Now Van Cleef & Arpels’ innovative beauty is being given pride of place in a new boutique at Neiman Marcus Westchester in White Plains. The sleek, soft-gray 1,000-square-foot space sits alongside the new Precious Jewels Salon — also approximately the same size — replacing the Gift Galleries and continuing the renovations on Level One of the store.

The Precious Jewels Salon is no stranger to WAG. In the very first issue of WAG 2.0 — February 2011’s “Royal Treatment” edition — we featured the neoclassical, numismatic intaglios, cameos and enamels of Elizabeth Locke. At the Precious Jewels Salon, they continue to beckon the discerning eye, as do the saturated colors of Robert Erich’s jewelry, the gem-studded designs of Paul Morelli and Franck Muller’s tony collections of watches for men and women, to name just a few of the offerings.
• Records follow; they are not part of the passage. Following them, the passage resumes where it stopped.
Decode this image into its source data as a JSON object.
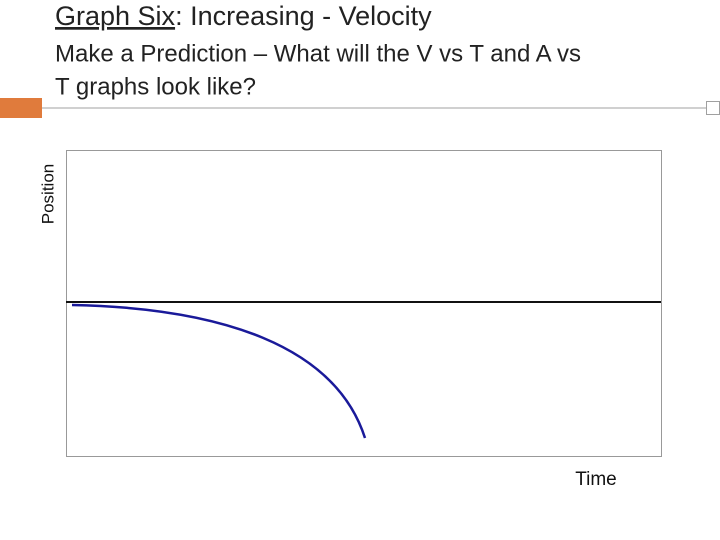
{
  "header": {
    "title_link": "Graph Six",
    "title_rest": ": Increasing - Velocity",
    "subtitle_line1": "Make a Prediction – What will the V vs T and A vs",
    "subtitle_line2": "T graphs look like?"
  },
  "graph": {
    "y_label": "Position",
    "x_label": "Time"
  }
}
These complement the organic creations of Van Cleef & Arpels, which has been drawing inspiration from nature and the ballet since it was founded in 1906 on fashionable Place Vendôme by Alfred Van Cleef and his wife — the former Estelle Arpels, daughter of a dealer in precious stones — along with her brother Charles. (Brothers Julien and Louis would follow.) Over the years, the Maison, as it calls itself, would find enchantment in couture, myths, folktales and especially dance. It was Louis Arpels who collaborated with New York City Ballet co-founder George Balanchine on the 1967 work “Jewels,” in which each of the three acts plumbs a different gem, mood and place in the choreographer’s heart — “Emeralds,” a bouquet to romantic Paris, set to Fauré; “Rubies,” a tribute to nerve-tingling New York, set to Stravinsky; and “Diamonds,” an ode to imperial Russia, set to Tchaikovsky. (The pas de deux between ballet and  Van Cleef & Arpels continues as the company teams with Benjamin Millepied, a former City Ballet principal, and his L.A. Dance Project.)

But it is perhaps nature that has had the first and foremost claim on the Maison. Alfred Van Cleef was the son of a lapidary and diamond broker. “Butterflies are true emblems of Van Cleef & Arpels,” the company’s press materials proclaim. This spring the Maison has unveiled new pieces in its “Two Butterfly” collection — a pendant, earrings and Between the Finger Ring made of diamonds, white mother-of-pearl and 18-karat rose gold. (The Between the Finger Ring is another Van Cleef & Arpels innovation — described as “two motifs linked by an open band, engaged in elegant dialogue”.)

In the boutique’s intimate, relaxing Library and VIP Room, you can pore over these and other creations — on the page and on your flesh.